The whole time I was reading this collection of short and shorter pieces, I was wondering if I would be making these connections to Matsumoto if I didn’t know that Tono was his wife. And I keep going back and forth on it even now. The adorable and appropriately seventies turtlenecks that pop up in Sunny can be seen in pretty much every story in Twinkle. And the elongated fingers and awkwardly large hands of Ping Pong are very much on display here. The cowlick I love so much in Matsumoto’s portrayal of Megumu is alive and well on more than one little girl in this collection.
Even though in a lot of ways, their art couldn’t be more different. Tono here is all scribbly lines, loose minimalist pages for the most part (and occasionally creepy pupil-less eyes). Nothing more than pencils and ink, no screentone in sight, and certainly none of the ink washes Matsumoto’s been using for the last few years. But the stories in Twinkle are all from the mid-nineties, so it’s not really that fair to be comparing them to Matsumoto’s more recent work. After all, in the same period in his career, he wasn’t using ink washes either.
But I really do feel like the story and characters of Sunny must be heavily influenced by Tono. Every single piece in this collection is from the point of view of children, and all of them are more vignettes than they are narrative-driven stories: a little girl playing with her breakfast, two sisters speaking in code by playing the piano at each other, a little boy trying to figure out a Rubik’s Cube. Nothing really happens, you just follow the kids in their worlds for a little while.
Some of the stories are really silly, like “Aoi Cake” (Blue Cake), which follows Eeda and Niko as they travel on a flying phone receiver through a clothes dryer to the land of birthdays, where they encounter themselves on previous and future birthdays. And others are nothing more than a fleeting moment, like the almost entirely wordless “in your hands”, which depicts a series of everyday moments with such warmth and wonder. But every story is so beautifully done, and Tono has such an incredible way of capturing subtle and natural movement that the book is worth flipping through even if you don’t read a word of Japanese. And more than one of the stories comes with the most charming English (“Your chocolate is so sweet”, “These big socks for your big feet”).

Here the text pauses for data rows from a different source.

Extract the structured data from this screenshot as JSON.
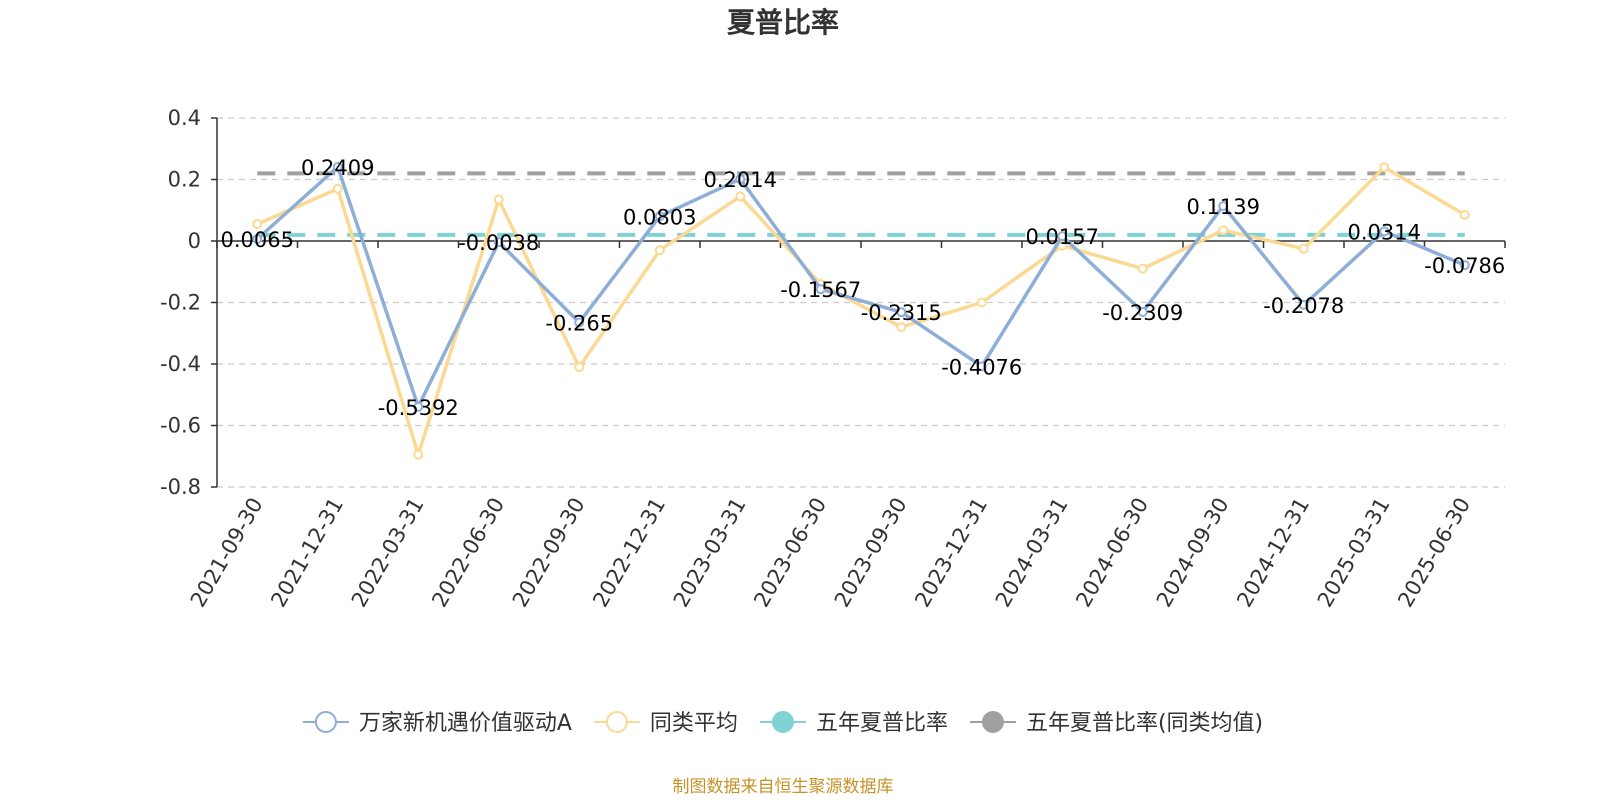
{
  "chart_data": {
    "type": "line",
    "title": "夏普比率",
    "categories": [
      "2021-09-30",
      "2021-12-31",
      "2022-03-31",
      "2022-06-30",
      "2022-09-30",
      "2022-12-31",
      "2023-03-31",
      "2023-06-30",
      "2023-09-30",
      "2023-12-31",
      "2024-03-31",
      "2024-06-30",
      "2024-09-30",
      "2024-12-31",
      "2025-03-31",
      "2025-06-30"
    ],
    "yticks": [
      "0.4",
      "0.2",
      "0",
      "-0.2",
      "-0.4",
      "-0.6",
      "-0.8"
    ],
    "ylim": [
      -0.8,
      0.4
    ],
    "grid": true,
    "legend_position": "bottom",
    "series": [
      {
        "name": "万家新机遇价值驱动A",
        "color": "#8eaed8",
        "values": [
          0.0065,
          0.2409,
          -0.5392,
          -0.0038,
          -0.265,
          0.0803,
          0.2014,
          -0.1567,
          -0.2315,
          -0.4076,
          0.0157,
          -0.2309,
          0.1139,
          -0.2078,
          0.0314,
          -0.0786
        ],
        "labels": [
          "0.0065",
          "0.2409",
          "-0.5392",
          "-0.0038",
          "-0.265",
          "0.0803",
          "0.2014",
          "-0.1567",
          "-0.2315",
          "-0.4076",
          "0.0157",
          "-0.2309",
          "0.1139",
          "-0.2078",
          "0.0314",
          "-0.0786"
        ]
      },
      {
        "name": "同类平均",
        "color": "#fcd993",
        "values": [
          0.055,
          0.17,
          -0.695,
          0.135,
          -0.41,
          -0.03,
          0.145,
          -0.14,
          -0.28,
          -0.2,
          -0.015,
          -0.09,
          0.035,
          -0.025,
          0.24,
          0.085
        ]
      },
      {
        "name": "五年夏普比率",
        "color": "#7fd3d5",
        "constant": 0.02
      },
      {
        "name": "五年夏普比率(同类均值)",
        "color": "#a0a0a0",
        "constant": 0.22
      }
    ],
    "source": "制图数据来自恒生聚源数据库"
  }
}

I’m sad that Tono doesn’t do more manga these days. Although I think her influence on her husband’s work is definitely good and I like seeing the direction the two of them are going in together, I want to see where she would take her turtlenecked children. I want more of these casually comfortable and charming moments she creates so seemingly effortlessly. Her comics remind me of all the good bits about being a kid, and make me feel kid-like all over again. And I seriously cannot believe how much feeling she can pack into a single line. As one review I read noted, her manga are like drawn poems. And that is pretty much the truth of it.
I just recently started reading this one myself and I definitely agree that a lot of it feels very similar to Matsumoto’s work, and I really don’t think that we’re just reading that into the book because we know Tono is his wife. It feels like it’s a total waste to not have her drawing for herself anymore — because god could she ever draw, some of her artwork is as good as anything Matsumoto had done at the time — but I guess if she’s now part of what’s making Sunny so good, it’s hard to argue with that.
I’m so glad that I’m not the only one who sees Matsumoto in her work. And that I’m not the only one who wishes she was working under her own name more. Her art is so amazing! I just want seven thousand books of her work to drink up. But like you, I am glad that she is such a part of Sunny because I love her influence on this work so much.